Female scientists are continuing to spread the spirit of female leadership and empowering more women to pursue careers in STEM.
On African soil, Dr Irene Samy Fahim, is an Assistant Professor at the department of Industrial and Service Engineering and Management at Egypt’s Nile University and the American University in Cairo.
Dr Fahim, in her endeavours to engineer the future of Planet Earth, had recently won a coveted L’Oréal-UNESCO Women in Science Award for her research in manufacturing non-plastic single-use tableware using sugarcane bagasse. Bagasse is the dry, pulpy, fibrous material which remains after crushing sugarcane or sorghum stalks to extract their juice.
She also pioneered a project to manufacture plastic bags from shrimp shells, insulation material from fruit peels and hardwood floor replacements from agricultural waste. Dr Fahim also received the Newton Mosharafa Institutional Link Award two years in succession in collaboration with Nottingham University.
“There is an intrinsic link between educating more girls in science, technology, engineering and math subjects and tackling climate change” – Dr Irene Samy Fahim.
“STEM Education plays a vital role in saving the environment by raising awareness and by teaching individuals’ various ways to protect their natural habitat. It concentrates on reducing carbon emissions, cleaning water sources, fighting pollution, creating systems to recycle solar panels and proposes new fabrication techniques of bioplastics,” she says.
Fellow scientist, Dr Ola Gomaa, is a microbial biotechnology professor at the Egyptian Atomic Energy Authority. She is a graduate of the British Council scholarship programme and had published extensive research around the role of microbes in fighting climate change. Her opinion is to enact real change in the STEM talent pipeline, the global community should focus on inclusion.
“As a starting point, schools should invite women in STEM to talk to kids in schools and young people at universities to give them a taste of what it’s like to work in the field,” Gomaa says.

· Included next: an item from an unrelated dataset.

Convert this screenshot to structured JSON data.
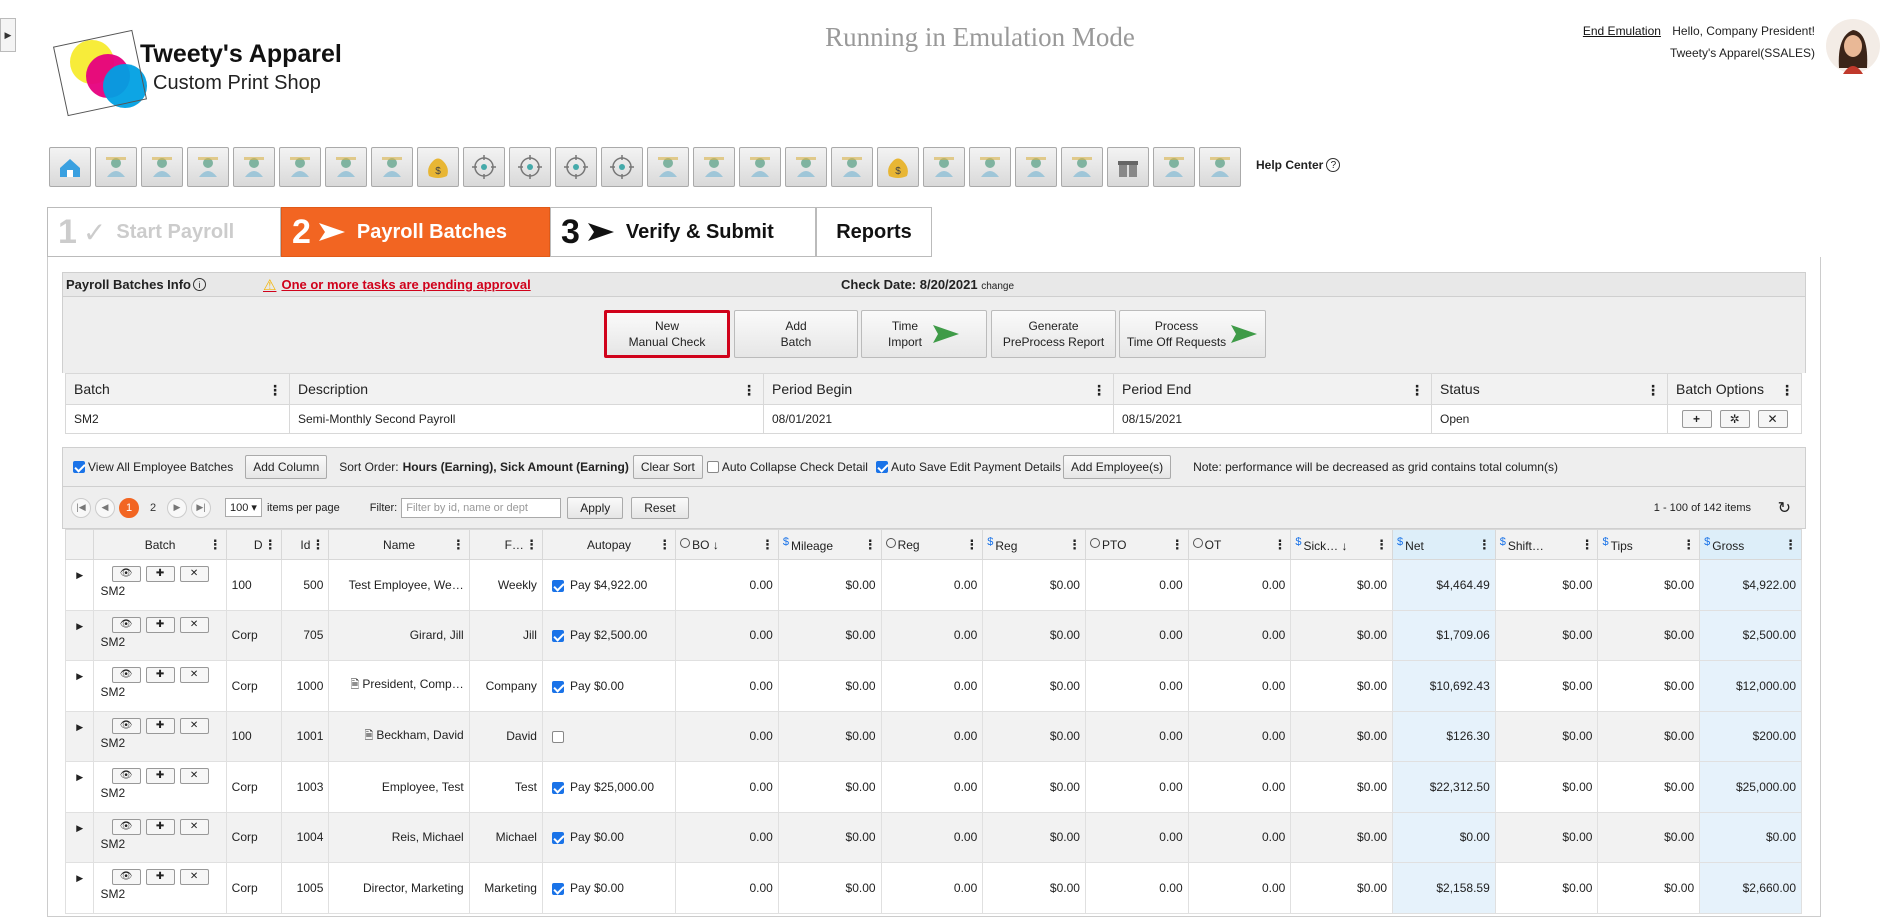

She believes that more women would choose STEM careers if they have more support in order to balance their career with raising a family. “I was lucky enough to have the support of my family who understand my field of work. They helped me with my children so I could take up scholarships and attend conferences which gave me the opportunity to pursue a career and not worry about the time away from home,” she said.
Dr Gomaa managed to attain her dream through various funding and scholarships programmes to continue her research in bioremediation for a net- zero waste and share the outcome of such research with the international scientific community.
With more women excelling in the STEM talent pipeline, the community stands to gain a more diverse, productive workforce and attract a generation of talent which could hold the key to saving Planet Earth.